US has ‘nothing to fear’ from an active China


But Beijing must be responsible as it engages the world, says Rice.

THE United States has nothing to fear from an “active” China, which is a big power with lots of influence, said US Secretary of State Condoleezza Rice.

In an exclusive interview with The Straits Times, she said:

“Why can’t China have friends in the world? It’s better than China having enemies in the world. There was a time when we worried about the opposite, that China would be a destabilising factor in the world.”

“So, I would rather see a China that is trying to reach out, that is trying to have friendships around the world.”

Dr Rice was responding to a question on China’s growing influence, which has seen Beijing rapidly building up trade and economic links with countries in Asia and Africa in recent weeks.

And Chinese President Hu Jintao will make his maiden trip as national leader to India and Pakistan later this month as China forges ahead with its charm offensive to woo its Asian neighbours, both in Asean and Central Asia.

Pentagon officials believe that Beijing is attempting to undercut American influence in the region through this “new diplomacy” coupled with the slogan of “China’s peaceful rise”.

Dressed in a navy-blue jacket and designer heels, Dr Rice was relaxed during the 17-minute interview at her State Department office.

The bad news coming in of Republican losses in the US mid-term elections had no apparent effect on her; she was confident as she fielded questions on various issues, occasionally breaking into laughter.

But China clearly commanded serious attention. And she gave a nuanced response on how Washington viewed the rising power.

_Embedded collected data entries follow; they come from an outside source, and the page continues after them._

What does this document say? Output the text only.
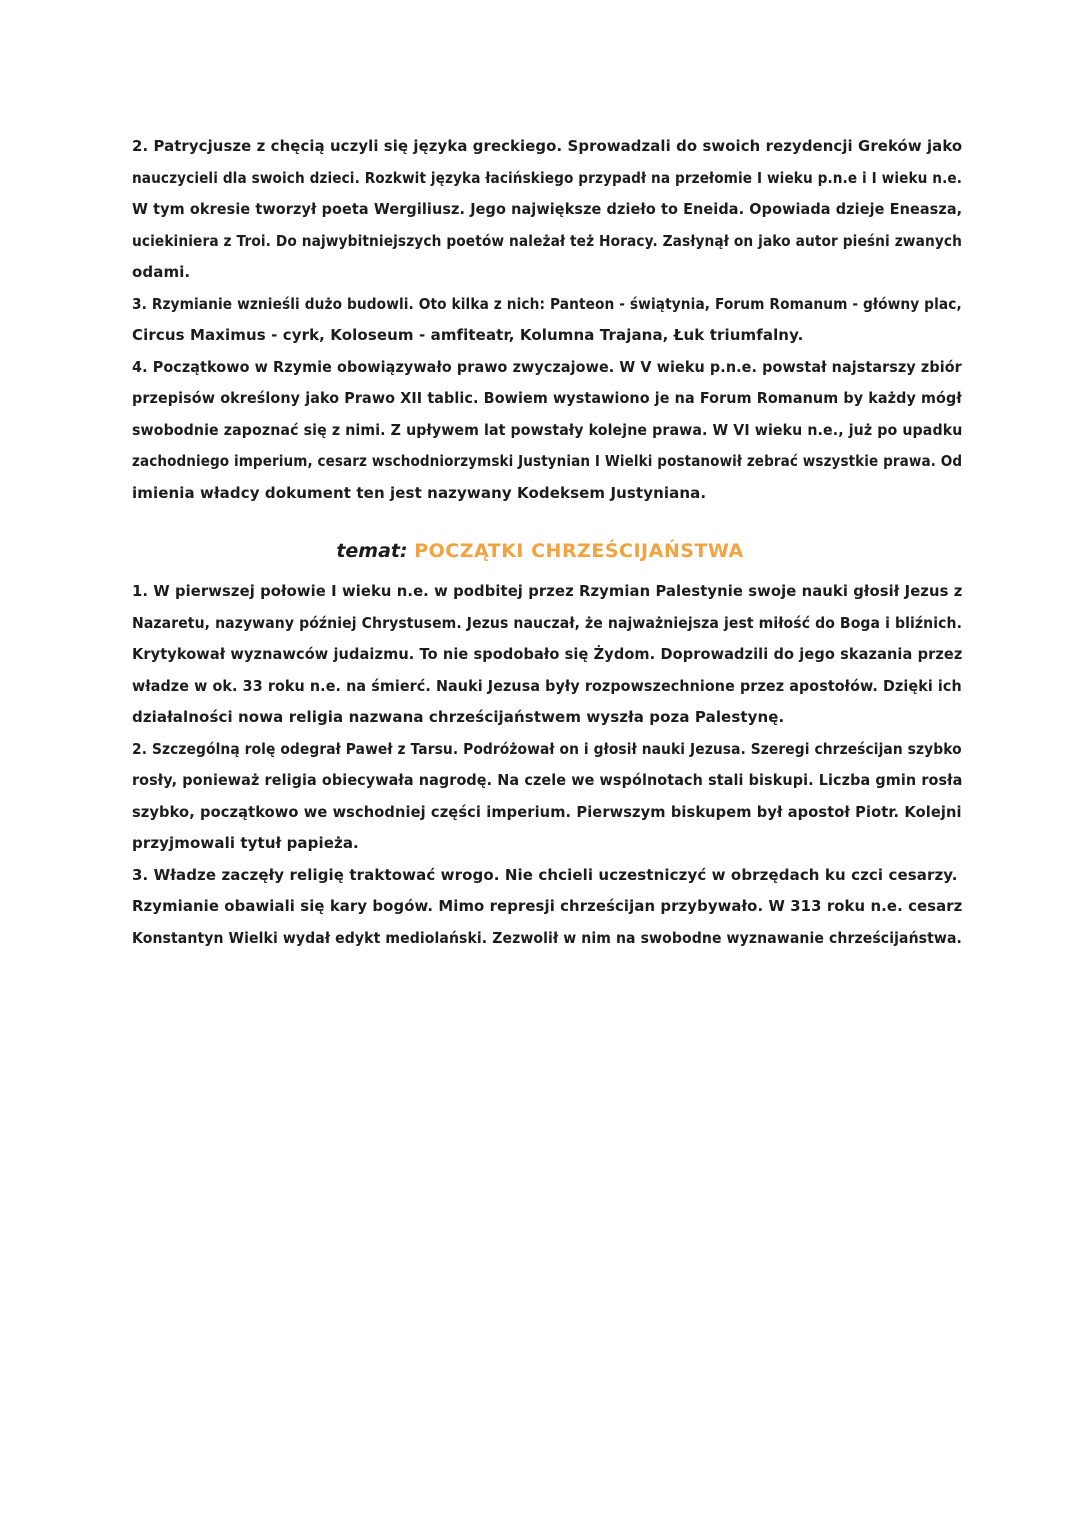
2. Patrycjusze z chęcią uczyli się języka greckiego. Sprowadzali do swoich rezydencji Greków jako
nauczycieli dla swoich dzieci. Rozkwit języka łacińskiego przypadł na przełomie I wieku p.n.e i I wieku n.e.
W tym okresie tworzył poeta Wergiliusz. Jego największe dzieło to Eneida. Opowiada dzieje Eneasza,
uciekiniera z Troi. Do najwybitniejszych poetów należał też Horacy. Zasłynął on jako autor pieśni zwanych
odami.
3. Rzymianie wznieśli dużo budowli. Oto kilka z nich: Panteon - świątynia, Forum Romanum - główny plac,
Circus Maximus - cyrk, Koloseum - amfiteatr, Kolumna Trajana, Łuk triumfalny.
4. Początkowo w Rzymie obowiązywało prawo zwyczajowe. W V wieku p.n.e. powstał najstarszy zbiór
przepisów określony jako Prawo XII tablic. Bowiem wystawiono je na Forum Romanum by każdy mógł
swobodnie zapoznać się z nimi. Z upływem lat powstały kolejne prawa. W VI wieku n.e., już po upadku
zachodniego imperium, cesarz wschodniorzymski Justynian I Wielki postanowił zebrać wszystkie prawa. Od
imienia władcy dokument ten jest nazywany Kodeksem Justyniana.
temat: POCZĄTKI CHRZEŚCIJAŃSTWA
1. W pierwszej połowie I wieku n.e. w podbitej przez Rzymian Palestynie swoje nauki głosił Jezus z
Nazaretu, nazywany później Chrystusem. Jezus nauczał, że najważniejsza jest miłość do Boga i bliźnich.
Krytykował wyznawców judaizmu. To nie spodobało się Żydom. Doprowadzili do jego skazania przez
władze w ok. 33 roku n.e. na śmierć. Nauki Jezusa były rozpowszechnione przez apostołów. Dzięki ich
działalności nowa religia nazwana chrześcijaństwem wyszła poza Palestynę.
2. Szczególną rolę odegrał Paweł z Tarsu. Podróżował on i głosił nauki Jezusa. Szeregi chrześcijan szybko
rosły, ponieważ religia obiecywała nagrodę. Na czele we wspólnotach stali biskupi. Liczba gmin rosła
szybko, początkowo we wschodniej części imperium. Pierwszym biskupem był apostoł Piotr. Kolejni
przyjmowali tytuł papieża.
3. Władze zaczęły religię traktować wrogo. Nie chcieli uczestniczyć w obrzędach ku czci cesarzy.
Rzymianie obawiali się kary bogów. Mimo represji chrześcijan przybywało. W 313 roku n.e. cesarz
Konstantyn Wielki wydał edykt mediolański. Zezwolił w nim na swobodne wyznawanie chrześcijaństwa.
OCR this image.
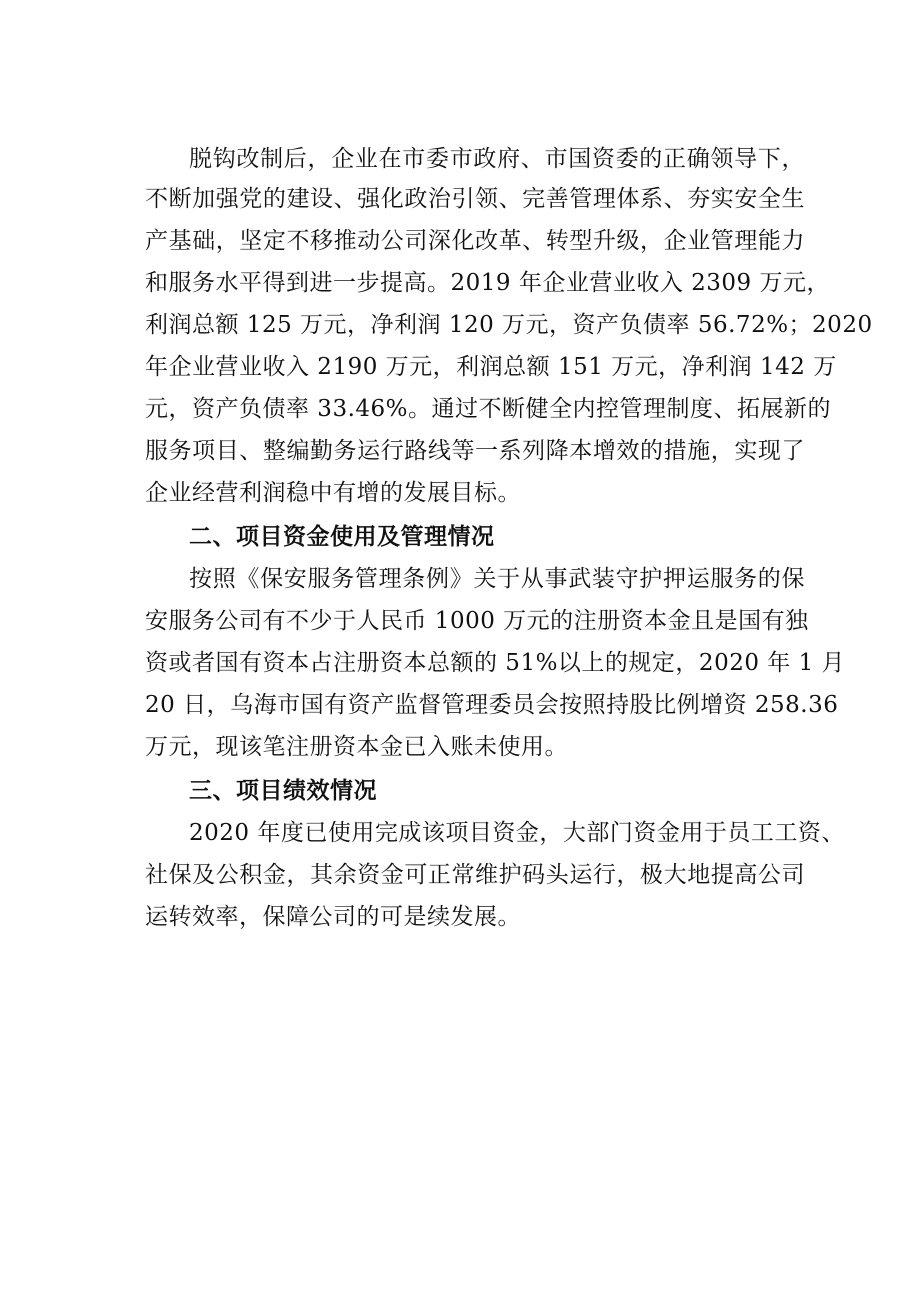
脱钩改制后，企业在市委市政府、市国资委的正确领导下，
不断加强党的建设、强化政治引领、完善管理体系、夯实安全生
产基础，坚定不移推动公司深化改革、转型升级，企业管理能力
和服务水平得到进一步提高。2019 年企业营业收入 2309 万元，
利润总额 125 万元，净利润 120 万元，资产负债率 56.72%；2020
年企业营业收入 2190 万元，利润总额 151 万元，净利润 142 万
元，资产负债率 33.46%。通过不断健全内控管理制度、拓展新的
服务项目、整编勤务运行路线等一系列降本增效的措施，实现了
企业经营利润稳中有增的发展目标。
二、项目资金使用及管理情况
按照《保安服务管理条例》关于从事武装守护押运服务的保
安服务公司有不少于人民币 1000 万元的注册资本金且是国有独
资或者国有资本占注册资本总额的 51%以上的规定，2020 年 1 月
20 日，乌海市国有资产监督管理委员会按照持股比例增资 258.36
万元，现该笔注册资本金已入账未使用。
三、项目绩效情况
2020 年度已使用完成该项目资金，大部门资金用于员工工资、
社保及公积金，其余资金可正常维护码头运行，极大地提高公司
运转效率，保障公司的可是续发展。
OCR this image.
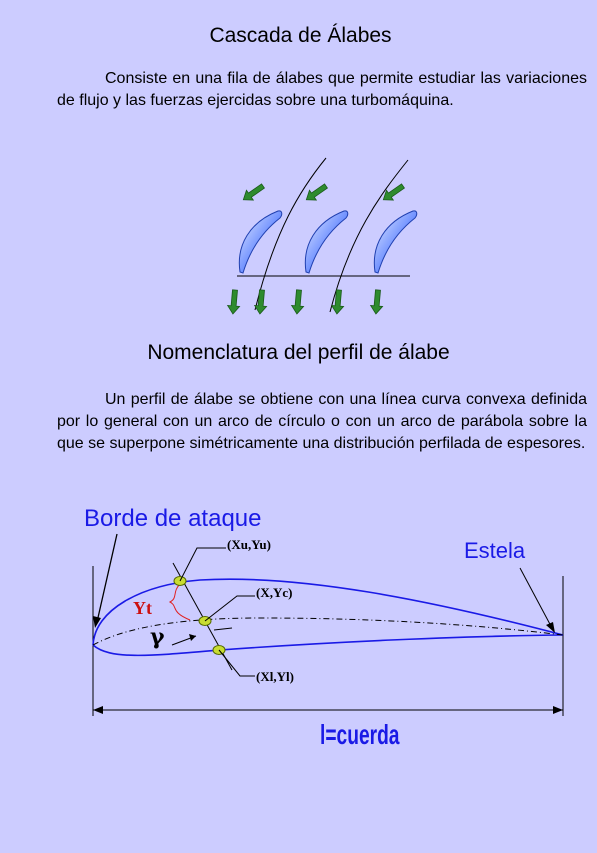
Cascada de Álabes

Consiste en una fila de álabes que permite estudiar las variaciones de flujo y las fuerzas ejercidas sobre una turbomáquina.

Nomenclatura del perfil de álabe

Un perfil de álabe se obtiene con una línea curva convexa definida por lo general con un arco de círculo o con un arco de parábola sobre la que se superpone simétricamente una distribución perfilada de espesores.

Borde de ataque
Estela
(Xu,Yu)
(X,Yc)
(Xl,Yl)
Yt
γ
l=cuerda
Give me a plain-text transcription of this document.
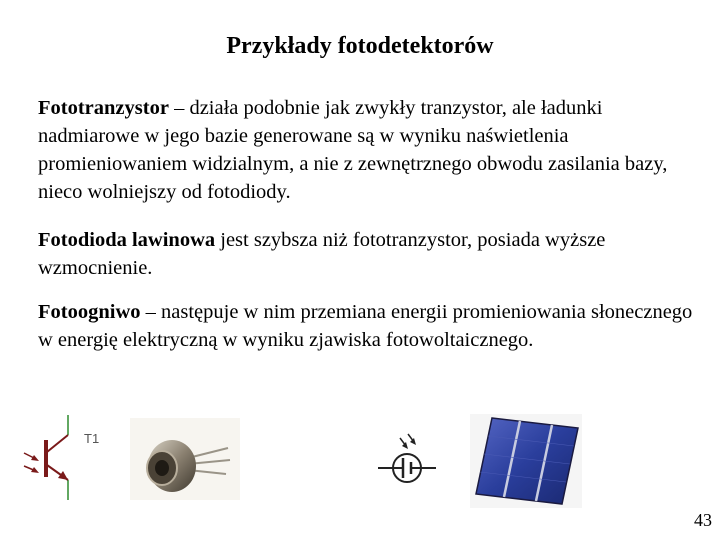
Przykłady fotodetektorów
Fototranzystor – działa podobnie jak zwykły tranzystor, ale ładunki nadmiarowe w jego bazie generowane są w wyniku naświetlenia promieniowaniem widzialnym, a nie z zewnętrznego obwodu zasilania bazy, nieco wolniejszy od fotodiody.
Fotodioda lawinowa jest szybsza niż fototranzystor, posiada wyższe wzmocnienie.
Fotoogniwo – następuje w nim przemiana energii promieniowania słonecznego w energię elektryczną w wyniku zjawiska fotowoltaicznego.
T1
43
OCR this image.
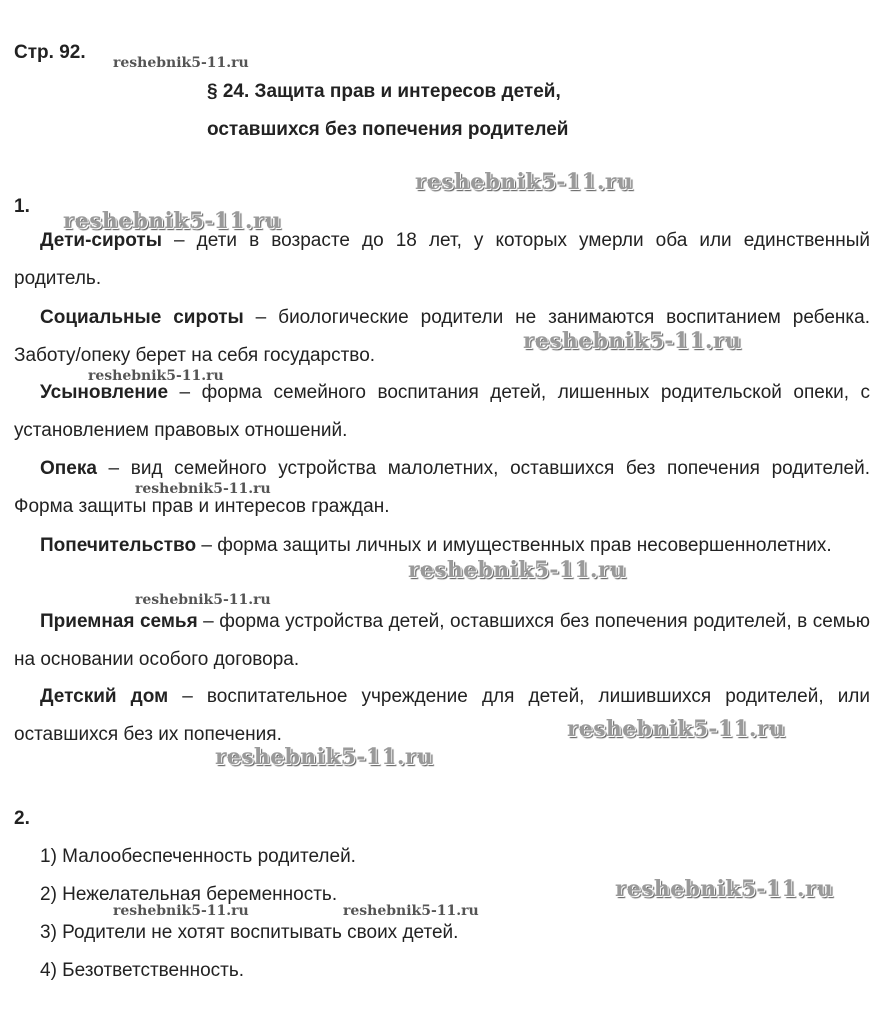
Стр. 92.
§ 24. Защита прав и интересов детей,
оставшихся без попечения родителей
1.

Дети-сироты – дети в возрасте до 18 лет, у которых умерли оба или единственный родитель.

Социальные сироты – биологические родители не занимаются воспитанием ребенка. Заботу/опеку берет на себя государство.

Усыновление – форма семейного воспитания детей, лишенных родительской опеки, с установлением правовых отношений.

Опека – вид семейного устройства малолетних, оставшихся без попечения родителей. Форма защиты прав и интересов граждан.

Попечительство – форма защиты личных и имущественных прав несовершеннолетних.

Приемная семья – форма устройства детей, оставшихся без попечения родителей, в семью на основании особого договора.

Детский дом – воспитательное учреждение для детей, лишившихся родителей, или оставшихся без их попечения.

2.
1) Малообеспеченность родителей.
2) Нежелательная беременность.
3) Родители не хотят воспитывать своих детей.
4) Безответственность.
reshebnik5-11.ru
reshebnik5-11.ru
reshebnik5-11.ru
reshebnik5-11.ru
reshebnik5-11.ru
reshebnik5-11.ru
reshebnik5-11.ru
reshebnik5-11.ru
reshebnik5-11.ru
reshebnik5-11.ru
reshebnik5-11.ru
reshebnik5-11.ru	reshebnik5-11.ru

She noted that there were some aspects of China’s external policy that was “not positive”. This included intellectual property rights violations and Chinese military build-up in Asia. There were also concerns about human rights and religious freedom.

But she made clear that overall, China’s expanding global influence was good for the international community.

An active China, however, had to be a “responsible stakeholder” – a phrase coined to describe Beijing’s role in world affairs.

“Now, China has to be responsible in its engagement with the world because it is a big power. It is not just a developing country. It is a big power with lots of influence. So… it needs to be a responsible stakeholder.”

Washington was looking to Beijing to share the burden on a range of issues that included North Korea, Iran and even Africa.

“It needs to take responsibility in Africa, not just to take resources but also to contribute to the development of Africa so that people’s lives are improved.”

She said that China – along with other countries – would play a major role in preventing a nuclear North Korea.

The UN Security Council has voted unanimously in favour of imposing weapons and financial sanctions on the North over its nuclear test.

Dr Rice said that under such conditions, diplomacy through revived six-party talks could yield results.

“I am hopeful that diplomacy with the North Koreans, in a situation where they see what the alternative is, will be more successful this time,” Dr Rice said.

She also stressed that while Iraq was “very important” for the Bush administration, the United States continued to remain engaged in Asia.

In recent months, she has made trips to East Asia and South-east Asia.

President George W. Bush would also be travelling to the Apec Summit in Hanoi this month, with stopovers in Singapore and Indonesia.

“People are keeping an eye on Asean and Asia. We are all spending a lot of time in Asia.”